Voir aussi : Faut-il vraiment limiter la population mondiale pour sauver la planète ? (Bast Mag)
Hervé Le Bras sur France Culture
Beaucoup ont instinctivement le réflexe de penser à la Chine et à sa politique de l'enfant unique mise en oeuvre de 1979 jusqu'à 2015 qui eut des conséquences désastreuses (stérilisations et avortements forcés, avortements sélectifs provoquant un déséquilibre garçons-filles, les "enfants noirs", traite d'êtres humains), mais le contrôle des naissances a déjà été exercé par la France, notamment en Réunion, pour résoudre les problématiques de surpopulation des départements d'outre-mer.
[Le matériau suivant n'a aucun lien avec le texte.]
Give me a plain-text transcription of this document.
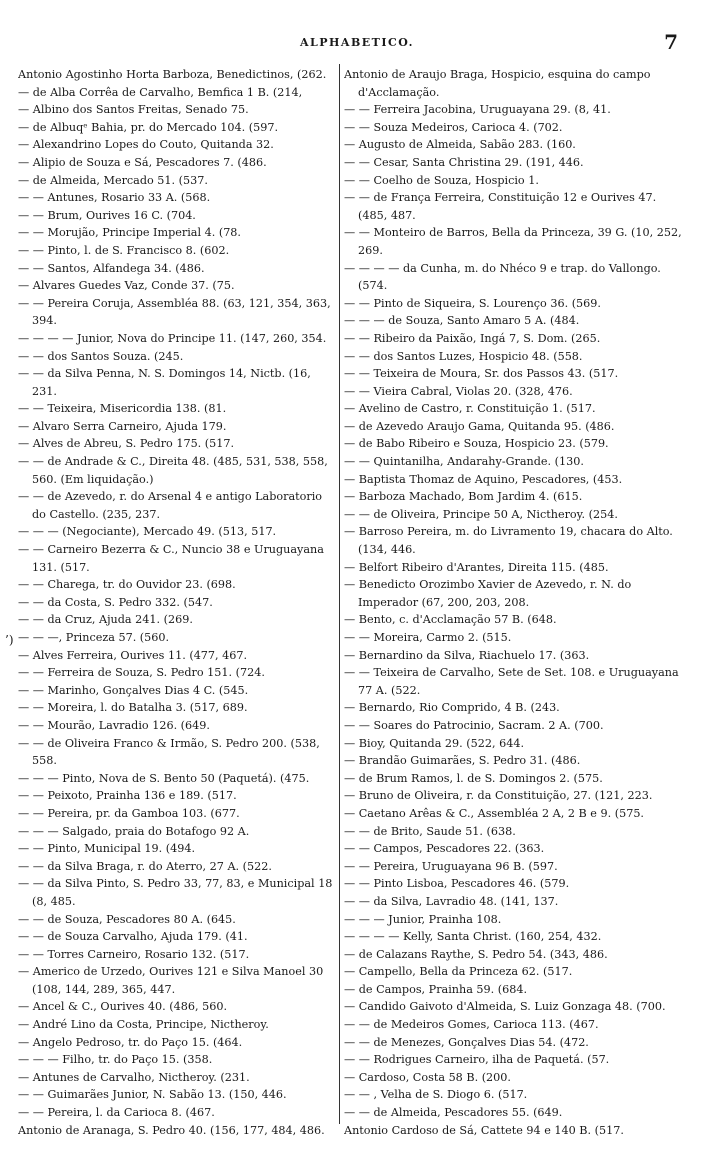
ALPHABETICO.	7
’)

Antonio Agostinho Horta Barboza, Benedictinos, (262.

— de Alba Corrêa de Carvalho, Bemfica 1 B. (214,

— Albino dos Santos Freitas, Senado 75.

— de Albuqᵉ Bahia, pr. do Mercado 104. (597.

— Alexandrino Lopes do Couto, Quitanda 32.

— Alipio de Souza e Sá, Pescadores 7. (486.

— de Almeida, Mercado 51. (537.

— — Antunes, Rosario 33 A. (568.

— — Brum, Ourives 16 C. (704.

— — Morujão, Principe Imperial 4. (78.

— — Pinto, l. de S. Francisco 8. (602.

— — Santos, Alfandega 34. (486.

— Alvares Guedes Vaz, Conde 37. (75.

— — Pereira Coruja, Assembléa 88. (63, 121, 354, 363, 394.

— — — — Junior, Nova do Principe 11. (147, 260, 354.

— — dos Santos Souza. (245.

— — da Silva Penna, N. S. Domingos 14, Nictb. (16, 231.

— — Teixeira, Misericordia 138. (81.

— Alvaro Serra Carneiro, Ajuda 179.

— Alves de Abreu, S. Pedro 175. (517.

— — de Andrade & C., Direita 48. (485, 531, 538, 558, 560. (Em liquidação.)

— — de Azevedo, r. do Arsenal 4 e antigo Laboratorio do Castello. (235, 237.

— — — (Negociante), Mercado 49. (513, 517.

— — Carneiro Bezerra & C., Nuncio 38 e Uruguayana 131. (517.

— — Charega, tr. do Ouvidor 23. (698.

— — da Costa, S. Pedro 332. (547.

— — da Cruz, Ajuda 241. (269.

— — —, Princeza 57. (560.

— Alves Ferreira, Ourives 11. (477, 467.

— — Ferreira de Souza, S. Pedro 151. (724.

— — Marinho, Gonçalves Dias 4 C. (545.

— — Moreira, l. do Batalha 3. (517, 689.

— — Mourão, Lavradio 126. (649.

— — de Oliveira Franco & Irmão, S. Pedro 200. (538, 558.

— — — Pinto, Nova de S. Bento 50 (Paquetá). (475.

— — Peixoto, Prainha 136 e 189. (517.

— — Pereira, pr. da Gamboa 103. (677.

— — — Salgado, praia do Botafogo 92 A.

— — Pinto, Municipal 19. (494.

— — da Silva Braga, r. do Aterro, 27 A. (522.

— — da Silva Pinto, S. Pedro 33, 77, 83, e Municipal 18 (8, 485.

— — de Souza, Pescadores 80 A. (645.

— — de Souza Carvalho, Ajuda 179. (41.

— — Torres Carneiro, Rosario 132. (517.

— Americo de Urzedo, Ourives 121 e Silva Manoel 30 (108, 144, 289, 365, 447.

— Ancel & C., Ourives 40. (486, 560.

— André Lino da Costa, Principe, Nictheroy.

— Angelo Pedroso, tr. do Paço 15. (464.

— — — Filho, tr. do Paço 15. (358.

— Antunes de Carvalho, Nictheroy. (231.

— — Guimarães Junior, N. Sabão 13. (150, 446.

— — Pereira, l. da Carioca 8. (467.

Antonio de Aranaga, S. Pedro 40. (156, 177, 484, 486.

Antonio de Araujo Braga, Hospicio, esquina do campo d'Acclamação.

— — Ferreira Jacobina, Uruguayana 29. (8, 41.

— — Souza Medeiros, Carioca 4. (702.

— Augusto de Almeida, Sabão 283. (160.

— — Cesar, Santa Christina 29. (191, 446.

— — Coelho de Souza, Hospicio 1.

— — de França Ferreira, Constituição 12 e Ourives 47. (485, 487.

— — Monteiro de Barros, Bella da Princeza, 39 G. (10, 252, 269.

— — — — da Cunha, m. do Nhéco 9 e trap. do Vallongo. (574.

— — Pinto de Siqueira, S. Lourenço 36. (569.

— — — de Souza, Santo Amaro 5 A. (484.

— — Ribeiro da Paixão, Ingá 7, S. Dom. (265.

— — dos Santos Luzes, Hospicio 48. (558.

— — Teixeira de Moura, Sr. dos Passos 43. (517.

— — Vieira Cabral, Violas 20. (328, 476.

— Avelino de Castro, r. Constituição 1. (517.

— de Azevedo Araujo Gama, Quitanda 95. (486.

— de Babo Ribeiro e Souza, Hospicio 23. (579.

— — Quintanilha, Andarahy-Grande. (130.

— Baptista Thomaz de Aquino, Pescadores, (453.

— Barboza Machado, Bom Jardim 4. (615.

— — de Oliveira, Principe 50 A, Nictheroy. (254.

— Barroso Pereira, m. do Livramento 19, chacara do Alto. (134, 446.

— Belfort Ribeiro d'Arantes, Direita 115. (485.

— Benedicto Orozimbo Xavier de Azevedo, r. N. do Imperador (67, 200, 203, 208.

— Bento, c. d'Acclamação 57 B. (648.

— — Moreira, Carmo 2. (515.

— Bernardino da Silva, Riachuelo 17. (363.

— — Teixeira de Carvalho, Sete de Set. 108. e Uruguayana 77 A. (522.

— Bernardo, Rio Comprido, 4 B. (243.

— — Soares do Patrocinio, Sacram. 2 A. (700.

— Bioy, Quitanda 29. (522, 644.

— Brandão Guimarães, S. Pedro 31. (486.

— de Brum Ramos, l. de S. Domingos 2. (575.

— Bruno de Oliveira, r. da Constituição, 27. (121, 223.

— Caetano Arêas & C., Assembléa 2 A, 2 B e 9. (575.

— — de Brito, Saude 51. (638.

— — Campos, Pescadores 22. (363.

— — Pereira, Uruguayana 96 B. (597.

— — Pinto Lisboa, Pescadores 46. (579.

— — da Silva, Lavradio 48. (141, 137.

— — — Junior, Prainha 108.

— — — — Kelly, Santa Christ. (160, 254, 432.

— de Calazans Raythe, S. Pedro 54. (343, 486.

— Campello, Bella da Princeza 62. (517.

— de Campos, Prainha 59. (684.

— Candido Gaivoto d'Almeida, S. Luiz Gonzaga 48. (700.

— — de Medeiros Gomes, Carioca 113. (467.

— — de Menezes, Gonçalves Dias 54. (472.

— — Rodrigues Carneiro, ilha de Paquetá. (57.

— Cardoso, Costa 58 B. (200.

— — , Velha de S. Diogo 6. (517.

— — de Almeida, Pescadores 55. (649.

Antonio Cardoso de Sá, Cattete 94 e 140 B. (517.
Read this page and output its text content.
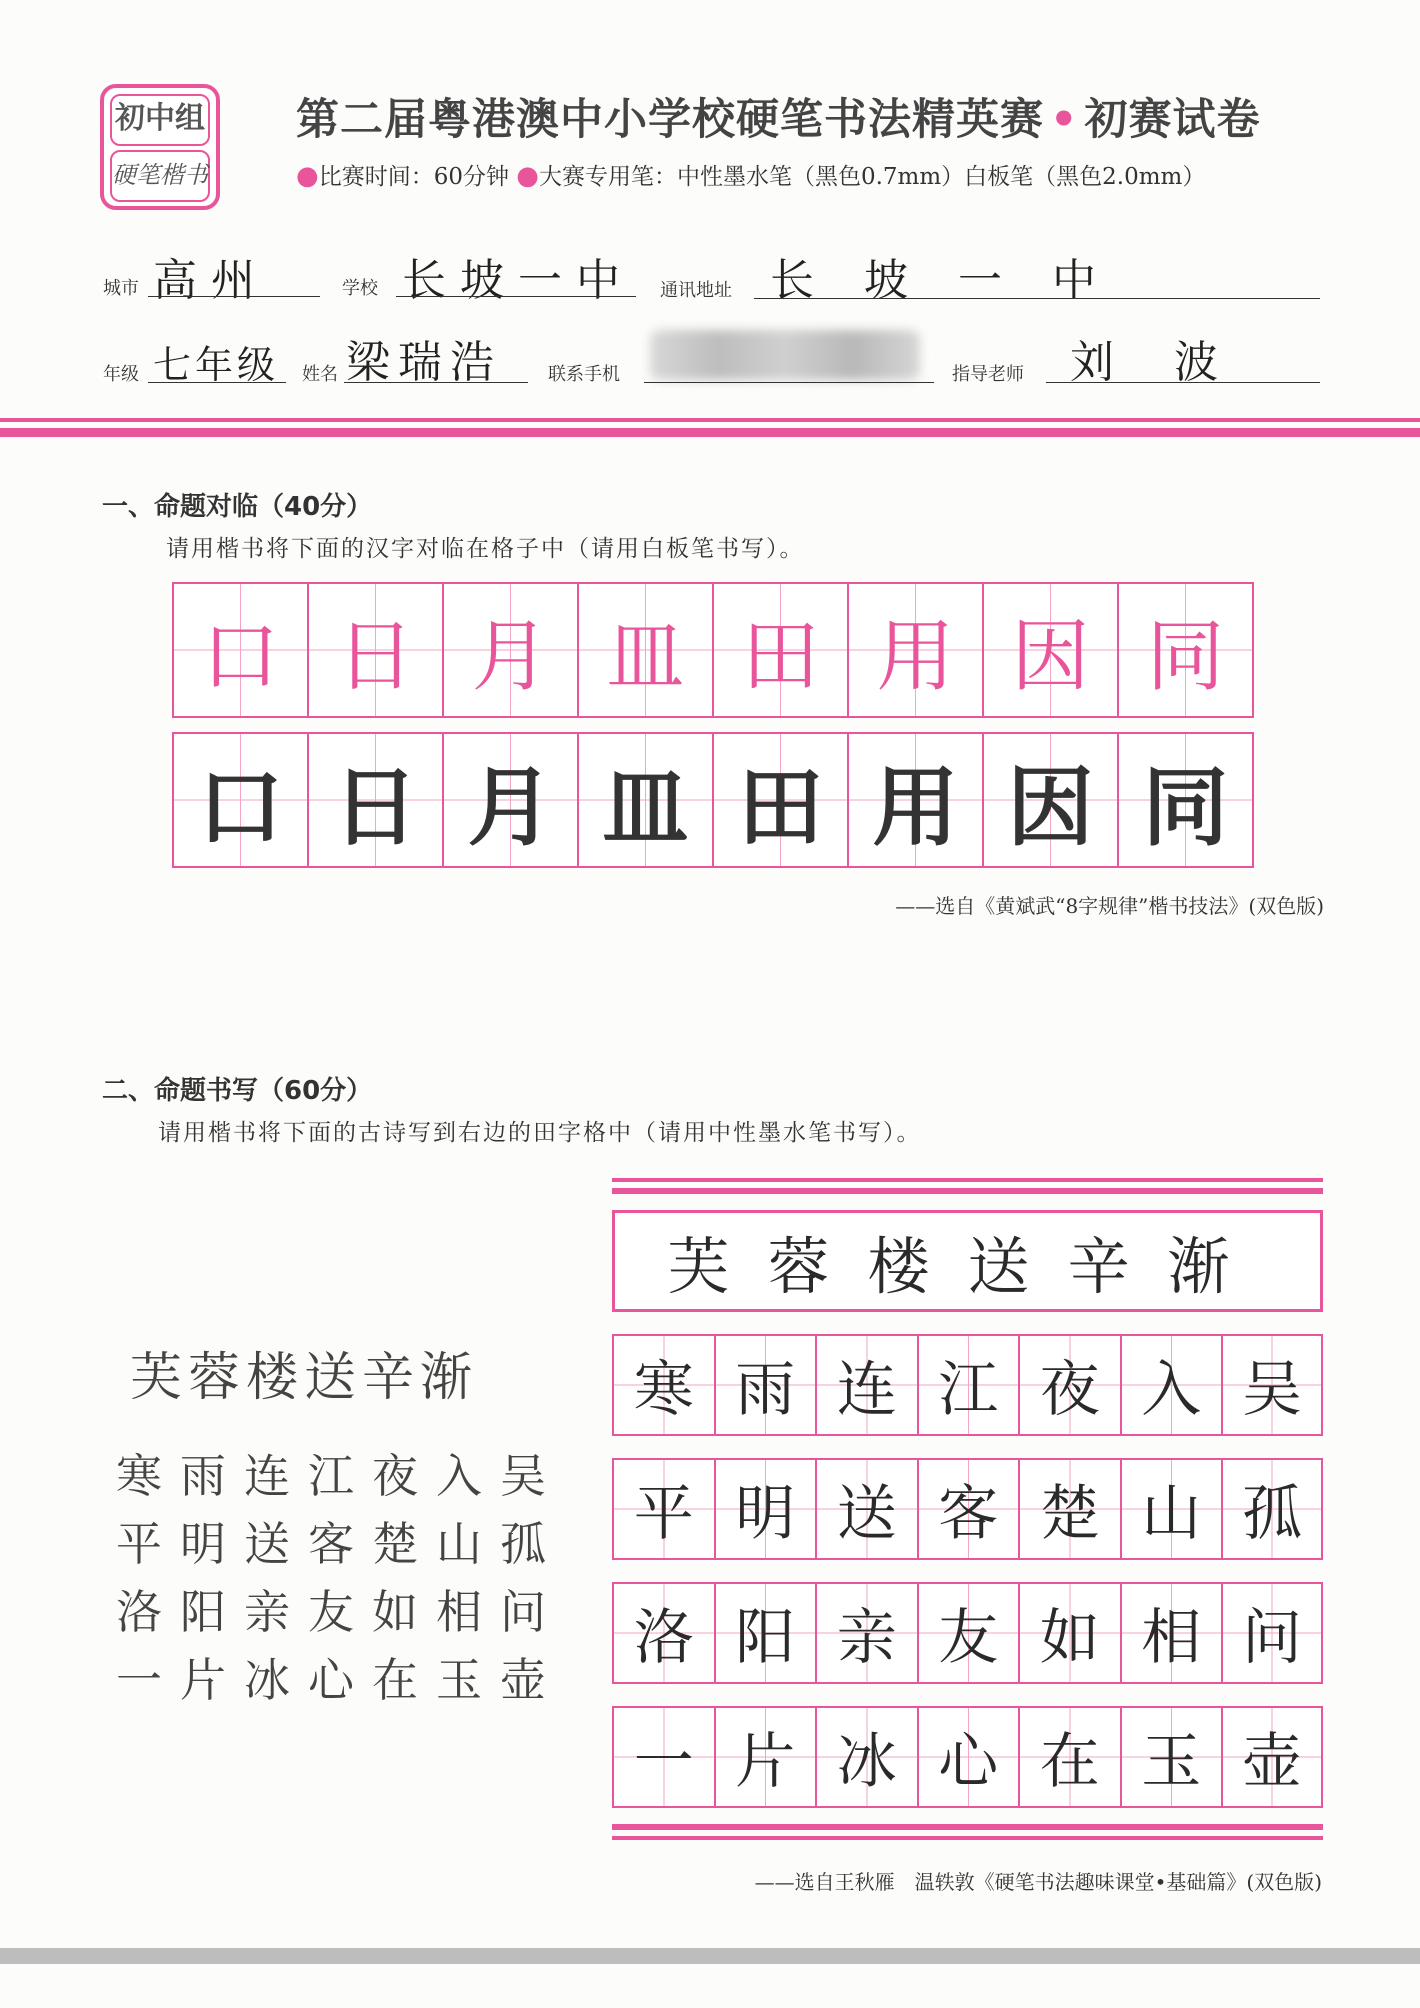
初中组
硬笔楷书
第二届粤港澳中小学校硬笔书法精英赛 • 初赛试卷
●比赛时间：60分钟 ●大赛专用笔：中性墨水笔（黑色0.7mm）白板笔（黑色2.0mm）
城市 高州	学校 长坡一中 通讯地址 长坡一中
年级 七年级 姓名 梁瑞浩	联系手机	指导老师 刘波
一、命题对临（40分）
请用楷书将下面的汉字对临在格子中（请用白板笔书写）。
口 日 月 皿 田 用 因 同
口 日 月 皿 田 用 因 同
——选自《黄斌武“8字规律”楷书技法》(双色版)
二、命题书写（60分）
请用楷书将下面的古诗写到右边的田字格中（请用中性墨水笔书写）。
芙蓉楼送辛渐
寒雨连江夜入吴
平明送客楚山孤
洛阳亲友如相问
一片冰心在玉壶
芙蓉楼送辛渐
寒 雨 连 江 夜 入 吴
平 明 送 客 楚 山 孤
洛 阳 亲 友 如 相 问
一 片 冰 心 在 玉 壶
——选自王秋雁　温轶敦《硬笔书法趣味课堂•基础篇》(双色版)
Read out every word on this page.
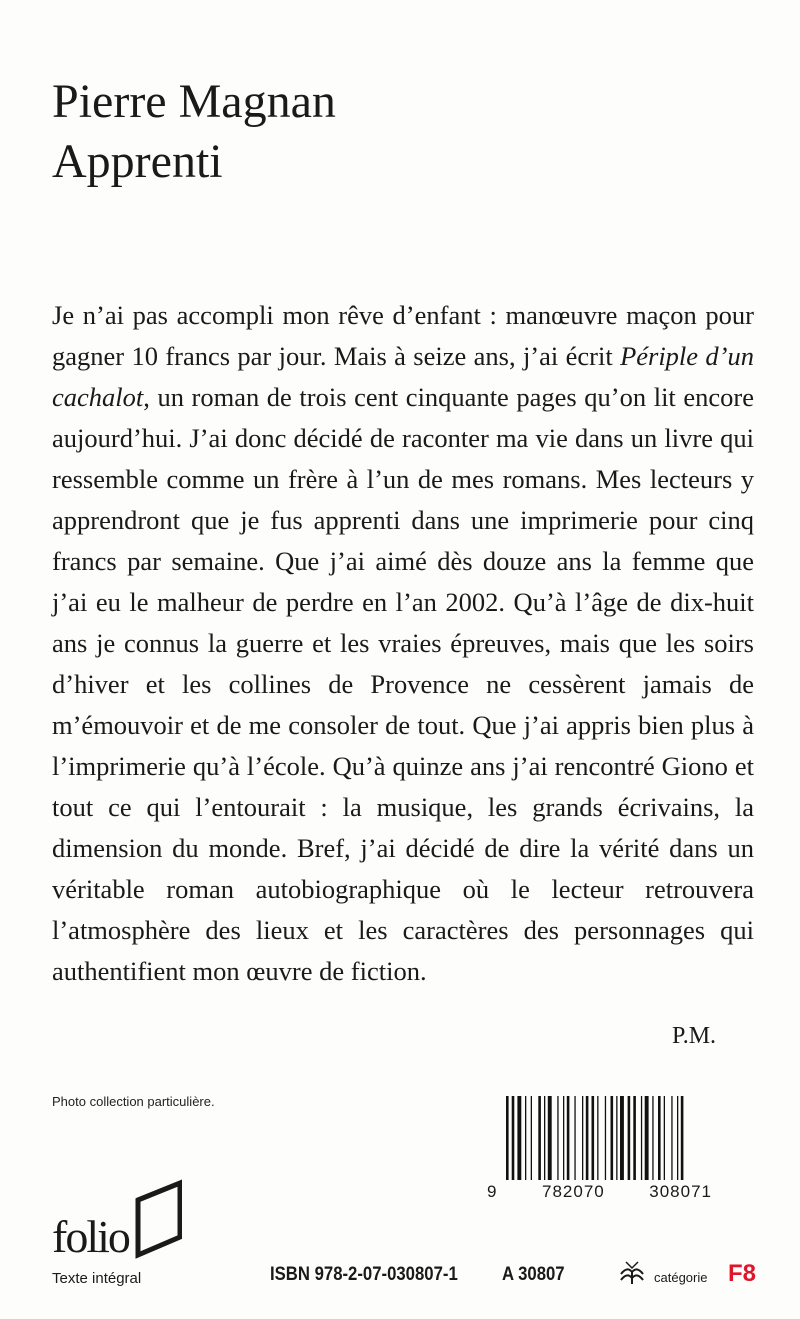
Pierre Magnan
Apprenti

Je n’ai pas accompli mon rêve d’enfant : manœuvre maçon pour gagner 10 francs par jour. Mais à seize ans, j’ai écrit Périple d’un cachalot, un roman de trois cent cinquante pages qu’on lit encore aujourd’hui. J’ai donc décidé de raconter ma vie dans un livre qui ressemble comme un frère à l’un de mes romans. Mes lecteurs y apprendront que je fus apprenti dans une imprimerie pour cinq francs par semaine. Que j’ai aimé dès douze ans la femme que j’ai eu le malheur de perdre en l’an 2002. Qu’à l’âge de dix-huit ans je connus la guerre et les vraies épreuves, mais que les soirs d’hiver et les collines de Provence ne cessèrent jamais de m’émouvoir et de me consoler de tout. Que j’ai appris bien plus à l’imprimerie qu’à l’école. Qu’à quinze ans j’ai rencontré Giono et tout ce qui l’entourait : la musique, les grands écrivains, la dimension du monde. Bref, j’ai décidé de dire la vérité dans un véritable roman autobiographique où le lecteur retrouvera l’atmosphère des lieux et les caractères des personnages qui authentifient mon œuvre de fiction.

P.M.
Photo collection particulière.
9	782070	308071
folio
Texte intégral	ISBN 978-2-07-030807-1 A 30807	catégorie F8
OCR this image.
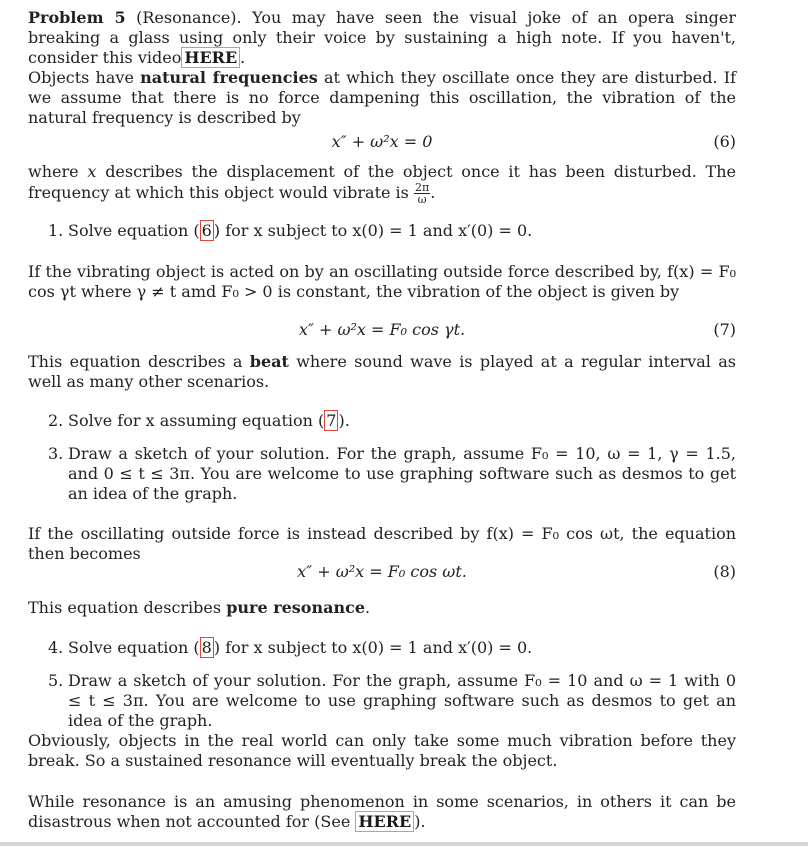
Problem 5 (Resonance). You may have seen the visual joke of an opera singer breaking a glass using only their voice by sustaining a high note. If you haven't, consider this video HERE .

Objects have natural frequencies at which they oscillate once they are disturbed. If we assume that there is no force dampening this oscillation, the vibration of the natural frequency is described by

x″ + ω²x = 0	(6)

where x describes the displacement of the object once it has been disturbed. The frequency at which this object would vibrate is $\frac{2\pi}{\omega}$ .

1. Solve equation ( 6 ) for x subject to x(0) = 1 and x′(0) = 0.

If the vibrating object is acted on by an oscillating outside force described by, f(x) = F₀ cos γt where γ ≠ t amd F₀ > 0 is constant, the vibration of the object is given by

x″ + ω²x = F₀ cos γt.	(7)

This equation describes a beat where sound wave is played at a regular interval as well as many other scenarios.

2. Solve for x assuming equation ( 7 ).

3. Draw a sketch of your solution. For the graph, assume F₀ = 10, ω = 1, γ = 1.5, and 0 ≤ t ≤ 3π. You are welcome to use graphing software such as desmos to get an idea of the graph.

If the oscillating outside force is instead described by f(x) = F₀ cos ωt, the equation then becomes

x″ + ω²x = F₀ cos ωt.	(8)

This equation describes pure resonance.

4. Solve equation ( 8 ) for x subject to x(0) = 1 and x′(0) = 0.

5. Draw a sketch of your solution. For the graph, assume F₀ = 10 and ω = 1 with 0 ≤ t ≤ 3π. You are welcome to use graphing software such as desmos to get an idea of the graph.

Obviously, objects in the real world can only take some much vibration before they break. So a sustained resonance will eventually break the object.

While resonance is an amusing phenomenon in some scenarios, in others it can be disastrous when not accounted for (See HERE ).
Dans son ouvrage Le ventre des femmes. Capitalisme, racialisation, féminisme (2017), Françoise Vergès souligne le paradoxe du discours politique français sur la question de l'avortement. Alors que l'IVG est interdite en France métropolitaine à cette époque, des avortements et stérilisations forcés seront perpétrés au même moment dans les DOM, à l'insu des femmes antillaises entre 1960 et 1980. Et la mainmise du gouvernement française sur la maternité des femmes antillaises s'étend jusqu'au contrôle des familles. C'est ainsi qu'entre 1963 et 1982, le gouvernement français organise l'enlèvement de près de 2 150 enfants réunionnais afin de combler le vide démographique de départements métropolitains et de solutionner le problème de la surpopulation des DOM.



Sans oublier l'extrême-droite française qui perçoit la fécondité des femmes noires (et arabes) comme une stratégie économique, le but étant de faire le plus d'enfants  afin de bénéficier du plus grand nombre d'aide financière de l'Etat (allocation familiale, etc), l'Histoire de la maternité chez les femmes noires, son contrôle et sa perception, démontre que la question de la maternité ne peut être analyser seulement à travers la question du genre et du sexisme. La question raciale offre un nouvel angle d’interprétation qui permet d'appréhender la maternité autrement que comme une forme d'essentialisation de la nature féminine.